Born in Leipzig in 1813, Wagner’s life directly correlates to the development of the Ring and the maturation of his Germanic homeland. As a young man, Wagner fought for the political unification of Germany. He was vigorous, passionate, and politically active, helping orchestrate the Dresden Uprising of 1849.
However, the revolt failed, and Wagner fled to Switzerland where he decided to put his faith in art instead of politics. He decided to use Germanic stories to unite his homeland, chosing the hero Siegfried as the subject for his next opera. However, as he began to sketch The Death of Siegfried, he realized a prequel was required. Wagner expended his initial libretto into two full-length music dramas. But once again, these did not satisfy. Wagner continued to work backwards, adding a third opera which dramatized Siegfried’s complicated parentage, and a cosmic prologue, Das Rheingold, to set the subsequent action in motion.

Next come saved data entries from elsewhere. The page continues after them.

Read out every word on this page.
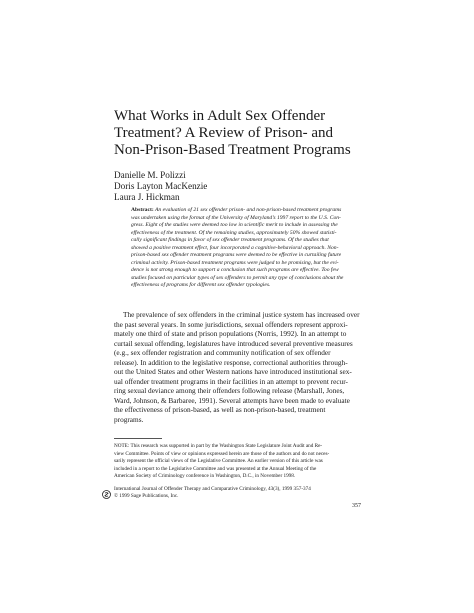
What Works in Adult Sex Offender
Treatment? A Review of Prison- and
Non-Prison-Based Treatment Programs
Danielle M. Polizzi
Doris Layton MacKenzie
Laura J. Hickman
Abstract: An evaluation of 21 sex offender prison- and non-prison-based treatment programs
was undertaken using the format of the University of Maryland’s 1997 report to the U.S. Con-
gress. Eight of the studies were deemed too low in scientific merit to include in assessing the
effectiveness of the treatment. Of the remaining studies, approximately 50% showed statisti-
cally significant findings in favor of sex offender treatment programs. Of the studies that
showed a positive treatment effect, four incorporated a cognitive-behavioral approach. Non-
prison-based sex offender treatment programs were deemed to be effective in curtailing future
criminal activity. Prison-based treatment programs were judged to be promising, but the evi-
dence is not strong enough to support a conclusion that such programs are effective. Too few
studies focused on particular types of sex offenders to permit any type of conclusions about the
effectiveness of programs for different sex offender typologies.
The prevalence of sex offenders in the criminal justice system has increased over
the past several years. In some jurisdictions, sexual offenders represent approxi-
mately one third of state and prison populations (Norris, 1992). In an attempt to
curtail sexual offending, legislatures have introduced several preventive measures
(e.g., sex offender registration and community notification of sex offender
release). In addition to the legislative response, correctional authorities through-
out the United States and other Western nations have introduced institutional sex-
ual offender treatment programs in their facilities in an attempt to prevent recur-
ring sexual deviance among their offenders following release (Marshall, Jones,
Ward, Johnson, & Barbaree, 1991). Several attempts have been made to evaluate
the effectiveness of prison-based, as well as non-prison-based, treatment
programs.
NOTE: This research was supported in part by the Washington State Legislature Joint Audit and Re-
view Committee. Points of view or opinions expressed herein are those of the authors and do not neces-
sarily represent the official views of the Legislative Committee. An earlier version of this article was
included in a report to the Legislative Committee and was presented at the Annual Meeting of the
American Society of Criminology conference in Washington, D.C., in November 1998.
International Journal of Offender Therapy and Comparative Criminology, 43(3), 1999 357-374
© 1999 Sage Publications, Inc.
357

As the music dramas expanded in number, size, and scope, Wagner’s dramatic focus shifted from the young hero, Siegfried, to the head god, Wotan (Odin of norse mythology). In its final form, it is Wotan who holds the dramatic power of the Ring as Wagner transformed the story of Siegfied's ideal heroism into a searing portrait of Wotan's disillusionment.
Wotan believes himself to be all-powerful, but he learns that his power has limits. By initiating law and order, Wotan discovers that the lines between legality and morality are often blurred. Wotan realizes that what he wants to do, and what he must do are in opposition to one another. Sound familiar?
While the libretti were written backwards, Wagner composed the music in chronological order beginning with Das Rheingold and ending with Götterdämmerung. Throughout this process, he developed a new system of composition which relied on churning, constantly evolving musical motives, called leitmotifs. These musical themes are first established in Das Rheingold and culminate in the destruction of Valhalla and the death of the gods at the end of the cycle.
Germany ultimately became a unified nation in the 1870s, but it did not achieve nationhood the way that the young, rebellious Wagner intended. Instead of a fiery, glorious revolution, Germany was created through diplomatic backdoors and convoluted martial maneuvers. Germany became a nation not with a bang, but with a whimper and by the end of his life, Wagner had become as cynical and disillusioned as Wotan, himself. Wagner, like Wotan, asked the question, “Was it all worth it?” If decay is inevitable, is progress ever possible? In the face of death, does life have meaning?
These questions lie at the heart of humanity, and they lie at the heart of the Ring. Therefore, the largest work of Western art concerns the smallest, darkest parts of our psyche as Wagner attempts to bring renewal to societies--and individuals--destined to decay.